Tentu, orangtua juga menyadari
bahwa ada banyak kekurangan yang tidak ingin kita pertontonkan kepada anak-anak
dalam menghadapi tantangan zaman. Sesuatu yang juga terjadi pada Abraham,
ketika Sarah istrinya sering kali khawatir dan menurut saya memusingkan hati
dan kepala Abraham. Terlihat dari beberapa kali dia merenungkan janji Tuhan.

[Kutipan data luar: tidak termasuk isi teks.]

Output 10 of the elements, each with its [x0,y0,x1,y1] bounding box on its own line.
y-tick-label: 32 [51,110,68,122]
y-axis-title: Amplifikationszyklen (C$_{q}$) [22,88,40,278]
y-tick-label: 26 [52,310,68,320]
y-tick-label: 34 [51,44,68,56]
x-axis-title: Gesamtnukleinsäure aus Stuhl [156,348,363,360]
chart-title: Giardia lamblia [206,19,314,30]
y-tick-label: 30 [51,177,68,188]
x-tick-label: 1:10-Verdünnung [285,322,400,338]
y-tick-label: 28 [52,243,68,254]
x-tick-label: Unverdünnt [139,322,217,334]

Tapi Sarah tetap disebut orang beriman karena bersama Abraham. Dengan kata
lain, “daulat” keluarga juga turun dari seorang Bapak yang mau mendekat diri
pada Tuhan dan melakukan perintahnya. Segala kekhawatiran dan harapan, Abraham
letakkan kepada Tuhan dan janjiNya. Mengapa kita tidak melakukan hal serupa?
Mengakui kelemahan dan kerapuhan kita pada Tuhan. Lalu membiarkan diri tunduk
pada rencana Tuhan?
Terakhir, pertobatan Abraham
bukanlah pertobatan di usia muda. Melainkan di usianya yang menua. Namun,
Abraham sangat diperhitungkan Tuhan. Bahkan telah menjadi nama yang besar bagi
banyak bangsa.
Seharusnya, hal ini memberikan
semangat kembali kita datang kepada Tuhan. Bahwa tidak ada kata terlambat! Tuhan
selalu menerima kita dengan seluruh kekurangan dan kerapuhan kita. Termasuk kepada
kaum Bapak atas setiap kesalahan yang telah dilakukan pada anak dan istri. Tuhan
tetap menerima, dan keluarga juga demikian.
Karena hati seorang istri dan
anak bukanlah seperti kaca yang pecah lalu dipersatukan kembali dan masih
menunjukkan keretakan. Sekalipun demikian, sekarang sudah ada Lem dari CINA
yang mampu menghilangkan keretakan tersebut dan terlihat seperti baru.
Kaum Bapak hanya perlu kata “MAAF”
untuk memperbaiki segala sesuatunya. Kaum Bapak hanya perlu datang dalam
kerendahan hatinya kepada Tuhan yang maha pengasih dan pengampun.
Datanglah dan sampaikanlah kepada
Tuhan untuk mendapatkan kehormatanmu kembali.